WordPress passwords, explained and cracked

If you enjoy going to WordCamps as I do, you probably heard this already: "WordPress password hashing is not safe", or in the most technical version: "...because it is md5 based".

True or not, strong password hashing is crucial for a large ecosystem like the WordPress one, which has always been a juicy target for hackers. So, I decided to take a closer look at the hashing system and try to crack WordPress hashes from scratch!

Understanding WordPress password hashes

I started doing some googling and found that most of the information out there is generic and confusing. Lots of references to the PHP libraries used (portable hash from phpass), but nothing concrete.

I decided to take a different approach starting from an assumption:

hashing is a one-way process, but WordPress is somewhat able to authenticate users by matching their password input with the hash stored in the database

From there, I started checking the code and found the first interesting function: wp_check_password($password,$hash) which compares the plain text password with the hash and returns true if they match.

// presume the new style phpass portable hash.
if ( empty( $wp_hasher ) ) {
    require_once ABSPATH . WPINC . '/class-phpass.php';
    // By default, use the portable hash from phpass.
    $wp_hasher = new PasswordHash( 8, true );
}

$check = $wp_hasher->CheckPassword( $password, $hash );

/** This filter is documented in wp-includes/pluggable.php */
return apply_filters( 'check_password', $check, $password, $hash, $user_id );

Going through the code, it quickly brings us to CheckPassword, crypt_private and encode64 which basically is where the magic happens.

Long story short, crypt_private($password, $stored_hash) re-hashes the password before it gets compared to the stored hash. If they match, the password is correct and authentication goes on. This means that we can also use that function to crack the hash.

Hash anatomy

This is a WordPress hash:

$P$BnPVO4gP9JUMSAM1WlLTHPdH6EDj4e1

For simplicity, we will assume the site uses PHP>5 and the newest phpass portable hash, which is the most common setup.

The first 3 characters $P$ are an ID, telling the system which kind of hash we have.

Character number 3 (counting from 0) is used to determine how many times the md5() has to process the input string.

Chars from 4 to 12 nPVO4gP9 are the salt, which is a random string appended to the password before hashing, to give it more randomness. For example, if your password is admin, it gets turned to nPVO4gP9admin and then hashed.

The remaining part of the hash JUMSAM1WlLTHPdH6EDj4e1 is the real randomness, generated by the salt+password passed in an undocumented encode64 function, which performs some bitwise operations on the input string and returns a 22 chars output.

Not that clear, uh? Stick with me.

So far we know:

the first part of the hash is a fixed id
the second is a single char used as a counter, also fixed
the third is the salt, tied to the password
the list is random, generated by 'salt+pass' processed by encode64 function

[$P$] [B] [nPVO4gP9] [JUMSAM1WlLTHPdH6EDj4e1]
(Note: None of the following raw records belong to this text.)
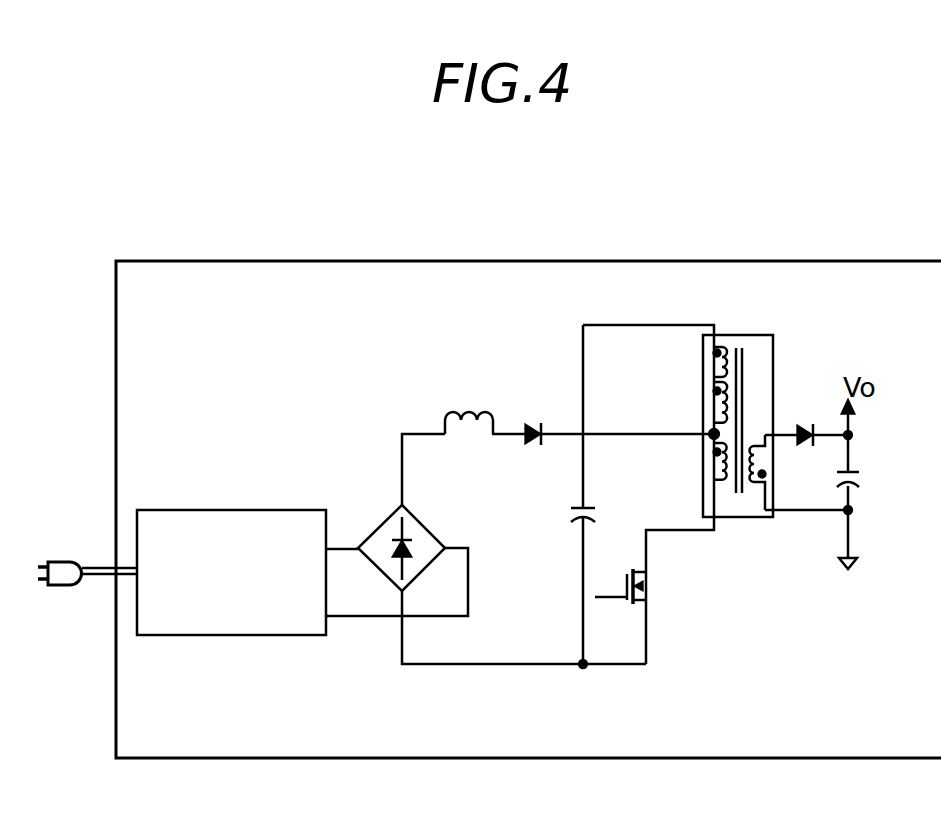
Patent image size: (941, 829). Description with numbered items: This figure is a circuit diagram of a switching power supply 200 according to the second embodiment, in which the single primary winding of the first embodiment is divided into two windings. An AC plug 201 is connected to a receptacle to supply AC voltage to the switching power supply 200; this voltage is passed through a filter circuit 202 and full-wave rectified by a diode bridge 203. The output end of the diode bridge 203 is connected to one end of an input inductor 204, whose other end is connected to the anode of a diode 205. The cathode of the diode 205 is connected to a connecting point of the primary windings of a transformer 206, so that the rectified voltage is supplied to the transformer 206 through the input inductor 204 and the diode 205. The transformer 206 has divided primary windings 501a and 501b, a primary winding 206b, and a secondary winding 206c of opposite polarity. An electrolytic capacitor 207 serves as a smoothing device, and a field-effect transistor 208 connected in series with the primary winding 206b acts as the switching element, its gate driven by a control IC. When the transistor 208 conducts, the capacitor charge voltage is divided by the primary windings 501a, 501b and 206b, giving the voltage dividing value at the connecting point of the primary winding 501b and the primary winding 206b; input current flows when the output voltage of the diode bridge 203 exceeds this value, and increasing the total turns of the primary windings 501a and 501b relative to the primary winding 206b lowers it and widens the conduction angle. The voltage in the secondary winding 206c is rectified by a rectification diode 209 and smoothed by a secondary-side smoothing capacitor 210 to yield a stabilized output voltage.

The switching power supply 200 is at (487, 260).
The AC plug 201 is at (73, 593).
The filter circuit 202 is at (240, 642).
The diode bridge 203 is at (437, 520).
The input inductor 204 is at (467, 410).
The diode 205 is at (530, 420).
The transformer 206 is at (710, 473).
The primary winding 206b is at (718, 463).
The secondary winding 206c is at (755, 488).
The electrolytic capacitor 207 is at (642, 482).
The field-effect transistor 208 is at (652, 595).
The rectification diode 209 is at (800, 422).
The secondary-side smoothing capacitor 210 is at (868, 477).
The primary winding 501a is at (712, 363).
The primary winding 501b is at (712, 407).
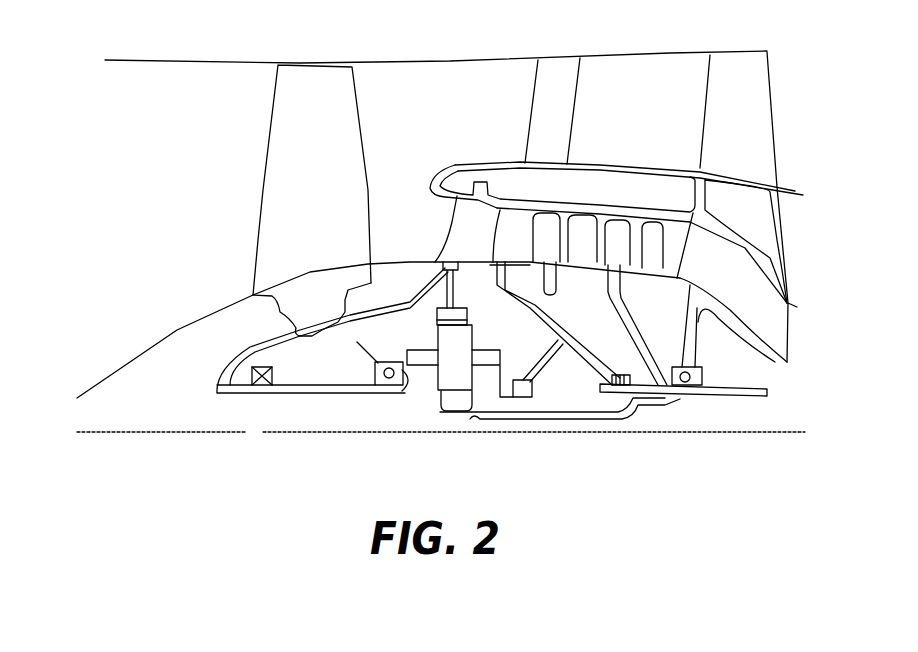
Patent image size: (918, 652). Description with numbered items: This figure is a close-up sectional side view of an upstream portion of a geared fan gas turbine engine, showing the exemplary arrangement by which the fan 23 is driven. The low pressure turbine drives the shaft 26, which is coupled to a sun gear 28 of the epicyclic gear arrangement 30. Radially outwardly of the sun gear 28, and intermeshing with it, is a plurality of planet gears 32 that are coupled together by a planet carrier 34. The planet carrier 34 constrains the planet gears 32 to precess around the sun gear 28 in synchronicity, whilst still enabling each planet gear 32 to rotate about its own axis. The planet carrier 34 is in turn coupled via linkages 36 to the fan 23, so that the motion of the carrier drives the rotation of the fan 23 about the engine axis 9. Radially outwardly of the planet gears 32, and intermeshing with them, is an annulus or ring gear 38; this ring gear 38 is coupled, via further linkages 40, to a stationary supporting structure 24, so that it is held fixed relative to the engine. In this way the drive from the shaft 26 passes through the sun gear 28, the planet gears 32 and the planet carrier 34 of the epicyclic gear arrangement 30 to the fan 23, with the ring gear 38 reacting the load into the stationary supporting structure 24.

So, we can re-write the logic - salt+password hashed X times and passed in encode64 - to perform a dictionary or brute-force attack, and obtain the same 'last part' of the hash and that would be a successful hash crack!

In a real-life scenario, hackers would be more interested in finding weak passwords because they are more likely to be reused, instead of random ones that are often generated by a password manager and so site-specific.

Rewriting encode64 using golang

I decided to go with Golang because it is very fast, and we need all that speed to compute large password dictionaries.

Just like in the WordPress encryption procedure, the script takes the hash and isolates the salt, then it composes the password (salt+pass) attempting every password in the dictionary and md5-hashing X number of times, and we have seen how X is determined.

itoa64 := "./0123456789ABCDEFGHIJKLMNOPQRSTUVWXYZabcdefghijklmnopqrstuvwxyz"
hashloop := 1 << strings.Index(itoa64, string(hash[3])); // char n. 4 in the hash

Done that, it performs a series of bitwise operations on bytes obtained using ord() in PHP, which we do not need in Golang as we already have byte values:

itoa64[hashedpass[0] &  0x3f]

At this point, I realized that we do not even need to find the whole string. It is enough to match a few characters to match the whole password and make the script more performant! So, due to the nature of the hashing process, if char n. 0 / 4 / 8 ... matches, the password passed as input is correct.

And BOOM, we cracked the hash:

wphashcrash '$P$BnPVO4gP9JUMSAM1WlLTHPdH6EDj4e1' Dev/wphashcrash/dict.txt
$P$BnPVO4gP9JUMSAM1WlLTHPdH6EDj4e1 admin
2020/05/30 12:44:15 Executed in 0.000221

The code is as usual on GitHub - https://github.com/francescocarlucci/wphashcrash - and at the moment, the script is a POC and gets only a single password hash as input, and the path to the password dictionary.

I already outlined in the readme some improvements that would be nice to have and I'll probably add them in the future.

If you really wanna try to hack a list of hashes, you can fork it or just wrap the script in a bash for loop.

Security considerations

At this point, I think it is clear enough that if an attacker gets access to the database on a WordPress site, he/she can basically crack every weak password.

This is unfortunate, especially because:

SQL Injection is not that rare in WordPress plugins
RCE will also most likely grant access to the DB
WordPress ecosystem is a huge territory for freelancer's work and is very common to find old/unused wp-admin and FTP accounts, created for temporary needs

This last point, combined with user enumeration which is a WordPress common issue, leaves the door open to gaining access to the DB using stolen/pawned admin credentials.

On top of this, many websites do not enforce strong passwords to not hurt the user experience, and I have direct experience in any of the mentioned points.

Once a website is compromised, having weak hashes stored allows attackers to compromise other user accounts on other sites, if they tend to re-use passwords and we know they do.

Do we have solutions?

My research did not go that far, I only wanted to see how to break WordPress hashes.

Bcrypt is known to be a stronger hashing method compared to md5, and there is an existing plugin that uses bcrypt and replaces all the core functions needed to handle passwords:

wp_check_password()
wp_hash_password()
wp_set_password()

Of course, you can write your own solution as a developer, but I believe this is an issue to fix at a core level to aim for a large adoption.

Final note

There are many tools to crack hashes, like Hashcat and John The Ripper which may be even more performant, but again, the scope of this research is understand the WordPress hash structure and cracking it from scratch.

Thanks for reading.

Francesco